Are there many risks?
- Of course there are risks. However, what makes a difference is to know how to minimize risks and to do so, one must be educated.
So should currency trading be encouraged?
- At present, Vietnam mostly exports low value-added products and buys technologies from overseas, bringing about low economic efficiency. We have to learn to use the currency correctly to generate more money from money. We should learn from Singapore, a country that is boosting high value-added industries such as financial services.
The government should promote a common playground of forex trading for both local and foreign investors, advocating them to invest in the financial sector.
The recent financial crisis has spawned enormous troubles to countries worldwide. If Vietnam is to promote currency trading, will this exaggerate its economic burden?
- Any business has its own risks. In agriculture, for example, planting coffee means risking against nature (natural disasters) and the market (price crashes). Again, only educating investors with means to anticipate and limit risks will make things work.
So you mean everything must start with studying. How about capital?
- Currency trading does not require a large amount of capital; even only VND2 million will suffice. If you do not have capital but are competent, others might be willing to lend you the money. So the key is to have adequate knowledge.
Have you ever lost money in currency trading?
- Yes. I first learned of this form of trading when working as an interpreter. Then, I was able to meet with the billionaires and millionaires from the United States and Britain; they guided me and gave me advice. I also had a chance to learn more about it during my study in the U.S. So I decided to venture into currency trading. At the time, the lack of knowledge brought me a lot of losses. That’s why I’ve kept emphasizing that you need knowledge before venturing into anything. What makes currency trading special is that anyone can learn to trade at no cost via virtual transactions available on the internet.
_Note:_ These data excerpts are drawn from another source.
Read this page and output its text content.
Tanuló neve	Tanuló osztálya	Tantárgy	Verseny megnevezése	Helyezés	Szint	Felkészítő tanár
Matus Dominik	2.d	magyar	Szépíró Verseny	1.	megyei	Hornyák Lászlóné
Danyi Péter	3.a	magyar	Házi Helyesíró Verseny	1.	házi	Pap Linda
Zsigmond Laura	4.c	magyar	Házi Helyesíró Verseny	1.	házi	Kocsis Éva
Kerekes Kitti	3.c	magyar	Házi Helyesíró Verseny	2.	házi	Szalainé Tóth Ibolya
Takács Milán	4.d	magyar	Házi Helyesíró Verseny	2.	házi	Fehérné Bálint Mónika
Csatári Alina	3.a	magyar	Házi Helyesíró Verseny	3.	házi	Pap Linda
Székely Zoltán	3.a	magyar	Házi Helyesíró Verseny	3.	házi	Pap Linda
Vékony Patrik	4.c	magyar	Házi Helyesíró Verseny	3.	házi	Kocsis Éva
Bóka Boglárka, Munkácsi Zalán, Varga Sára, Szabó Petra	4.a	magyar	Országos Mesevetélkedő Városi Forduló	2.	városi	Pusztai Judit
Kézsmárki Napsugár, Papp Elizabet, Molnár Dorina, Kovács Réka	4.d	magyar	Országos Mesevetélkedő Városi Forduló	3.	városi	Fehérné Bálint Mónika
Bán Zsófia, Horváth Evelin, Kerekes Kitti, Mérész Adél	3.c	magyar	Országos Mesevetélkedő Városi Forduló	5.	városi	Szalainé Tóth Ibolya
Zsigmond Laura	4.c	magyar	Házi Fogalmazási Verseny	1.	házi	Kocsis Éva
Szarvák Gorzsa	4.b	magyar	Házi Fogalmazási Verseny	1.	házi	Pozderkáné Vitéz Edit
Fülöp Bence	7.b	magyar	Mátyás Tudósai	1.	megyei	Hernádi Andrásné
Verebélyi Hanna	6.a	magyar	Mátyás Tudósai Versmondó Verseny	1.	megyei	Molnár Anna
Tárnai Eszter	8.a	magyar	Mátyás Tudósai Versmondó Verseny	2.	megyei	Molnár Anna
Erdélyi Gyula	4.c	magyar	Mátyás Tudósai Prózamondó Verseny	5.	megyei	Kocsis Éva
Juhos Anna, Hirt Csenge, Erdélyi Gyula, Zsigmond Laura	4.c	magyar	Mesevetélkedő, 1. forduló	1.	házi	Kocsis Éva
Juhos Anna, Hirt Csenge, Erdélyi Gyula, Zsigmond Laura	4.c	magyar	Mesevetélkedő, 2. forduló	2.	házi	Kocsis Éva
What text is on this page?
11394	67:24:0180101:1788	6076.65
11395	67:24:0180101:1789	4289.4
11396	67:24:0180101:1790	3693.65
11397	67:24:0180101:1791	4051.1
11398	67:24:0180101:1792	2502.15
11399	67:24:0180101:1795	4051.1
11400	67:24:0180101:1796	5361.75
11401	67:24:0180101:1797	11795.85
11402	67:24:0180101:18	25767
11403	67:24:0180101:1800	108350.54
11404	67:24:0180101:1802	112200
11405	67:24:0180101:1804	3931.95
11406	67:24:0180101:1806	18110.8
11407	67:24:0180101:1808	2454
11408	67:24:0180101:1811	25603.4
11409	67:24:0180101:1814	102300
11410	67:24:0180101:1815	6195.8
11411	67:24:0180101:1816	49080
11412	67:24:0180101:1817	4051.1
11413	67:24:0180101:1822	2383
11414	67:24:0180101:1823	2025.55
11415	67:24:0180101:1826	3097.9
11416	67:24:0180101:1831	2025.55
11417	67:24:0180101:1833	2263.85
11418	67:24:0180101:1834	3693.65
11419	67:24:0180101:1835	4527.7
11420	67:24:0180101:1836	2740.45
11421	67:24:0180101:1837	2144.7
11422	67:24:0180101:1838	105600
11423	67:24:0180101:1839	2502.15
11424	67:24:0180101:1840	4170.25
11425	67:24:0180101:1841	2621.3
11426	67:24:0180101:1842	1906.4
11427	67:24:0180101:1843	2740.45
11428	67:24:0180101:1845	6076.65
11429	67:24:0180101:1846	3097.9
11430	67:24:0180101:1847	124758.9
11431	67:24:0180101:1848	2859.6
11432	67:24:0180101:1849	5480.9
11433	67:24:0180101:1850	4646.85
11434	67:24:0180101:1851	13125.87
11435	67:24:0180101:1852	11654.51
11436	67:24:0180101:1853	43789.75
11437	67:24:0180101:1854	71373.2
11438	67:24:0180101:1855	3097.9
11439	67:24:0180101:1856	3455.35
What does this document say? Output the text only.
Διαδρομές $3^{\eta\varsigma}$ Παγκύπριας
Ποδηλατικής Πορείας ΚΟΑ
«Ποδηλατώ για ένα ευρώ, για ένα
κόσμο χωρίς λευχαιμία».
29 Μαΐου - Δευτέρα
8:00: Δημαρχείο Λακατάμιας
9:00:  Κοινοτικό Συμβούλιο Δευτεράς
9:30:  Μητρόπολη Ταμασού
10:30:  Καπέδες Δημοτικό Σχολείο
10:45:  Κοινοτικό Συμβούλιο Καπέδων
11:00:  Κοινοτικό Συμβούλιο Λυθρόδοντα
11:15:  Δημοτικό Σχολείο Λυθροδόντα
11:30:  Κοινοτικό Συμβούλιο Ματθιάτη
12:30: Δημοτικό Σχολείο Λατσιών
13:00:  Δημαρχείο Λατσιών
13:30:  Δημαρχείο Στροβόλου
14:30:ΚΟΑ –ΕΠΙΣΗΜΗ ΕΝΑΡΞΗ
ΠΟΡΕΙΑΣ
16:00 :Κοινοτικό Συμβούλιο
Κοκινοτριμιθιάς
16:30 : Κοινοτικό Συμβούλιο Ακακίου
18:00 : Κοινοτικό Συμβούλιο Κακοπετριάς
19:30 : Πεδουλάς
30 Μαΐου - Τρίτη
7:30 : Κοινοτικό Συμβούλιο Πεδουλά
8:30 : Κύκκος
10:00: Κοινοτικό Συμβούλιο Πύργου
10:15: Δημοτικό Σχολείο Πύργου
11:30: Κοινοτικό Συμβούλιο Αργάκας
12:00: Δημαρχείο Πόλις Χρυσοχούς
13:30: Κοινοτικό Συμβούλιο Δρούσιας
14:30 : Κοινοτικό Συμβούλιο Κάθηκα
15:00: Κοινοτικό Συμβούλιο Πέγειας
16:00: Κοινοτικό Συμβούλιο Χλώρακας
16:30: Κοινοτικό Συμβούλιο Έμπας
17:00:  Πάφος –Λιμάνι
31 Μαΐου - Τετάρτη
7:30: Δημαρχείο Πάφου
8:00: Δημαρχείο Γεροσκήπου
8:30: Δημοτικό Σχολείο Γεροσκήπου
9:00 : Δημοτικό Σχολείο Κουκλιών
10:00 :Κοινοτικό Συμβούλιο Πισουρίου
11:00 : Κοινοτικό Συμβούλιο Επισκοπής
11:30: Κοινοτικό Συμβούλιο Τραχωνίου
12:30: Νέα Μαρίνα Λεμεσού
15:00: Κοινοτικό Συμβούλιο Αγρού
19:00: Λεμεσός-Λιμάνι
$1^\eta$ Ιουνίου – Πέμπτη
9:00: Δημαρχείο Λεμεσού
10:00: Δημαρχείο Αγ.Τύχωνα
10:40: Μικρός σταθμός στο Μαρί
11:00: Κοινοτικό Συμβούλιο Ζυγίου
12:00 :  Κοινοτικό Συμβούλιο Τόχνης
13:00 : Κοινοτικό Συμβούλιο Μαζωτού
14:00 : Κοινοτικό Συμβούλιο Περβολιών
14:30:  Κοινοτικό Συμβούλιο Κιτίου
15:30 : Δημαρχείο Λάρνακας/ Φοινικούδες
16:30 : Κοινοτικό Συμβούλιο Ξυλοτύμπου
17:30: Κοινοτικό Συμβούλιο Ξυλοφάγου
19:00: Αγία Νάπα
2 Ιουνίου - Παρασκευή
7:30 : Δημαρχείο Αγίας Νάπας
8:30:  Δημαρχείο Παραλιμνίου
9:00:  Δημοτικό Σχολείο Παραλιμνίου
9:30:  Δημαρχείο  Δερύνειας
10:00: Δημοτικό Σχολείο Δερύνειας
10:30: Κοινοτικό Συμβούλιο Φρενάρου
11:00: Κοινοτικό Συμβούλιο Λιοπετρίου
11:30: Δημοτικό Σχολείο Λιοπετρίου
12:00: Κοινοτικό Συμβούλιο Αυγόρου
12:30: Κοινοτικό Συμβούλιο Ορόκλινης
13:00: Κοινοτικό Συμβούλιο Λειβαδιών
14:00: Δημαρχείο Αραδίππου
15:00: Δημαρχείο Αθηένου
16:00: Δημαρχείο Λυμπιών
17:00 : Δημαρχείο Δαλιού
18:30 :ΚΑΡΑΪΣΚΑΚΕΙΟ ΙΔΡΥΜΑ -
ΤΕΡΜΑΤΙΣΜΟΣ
So I started my first investment in 2004 and lost two billion dong. I treated it as a tuition fee. As time passes, with the experience that I have built up and advice from others, I know the right time to stop. Before I did not know when to stop; the more I lost, the more I invested to compensate for it. And so the loss kept escalating. The market does not function accordingly to anyone’s wish. This is similar to the stock market. We need to keep in mind the price floor at which we will disinvest. We must know when to stop to look back and restructure our investment portfolios.
And then what happened?
- Generally, now I stand more chance to gain than lose. And when losses occur, I try to minimize the losses instead of pouring in more money. I allow myself to perform only two to three transactions per day. Previously, I made nearly one hundred transactions every day because the currency market operates 24/24, unlike the stock market that runs only in the morning. I would like to remind you that once we make a mistake, we will keep making more mistakes. And the first mistake anyone can make is not setting rules for herself or himself. There are Vietnamese banks that are severely hurt when trading currency. For example, in 2004, a bank lost US$33 million in this business alone.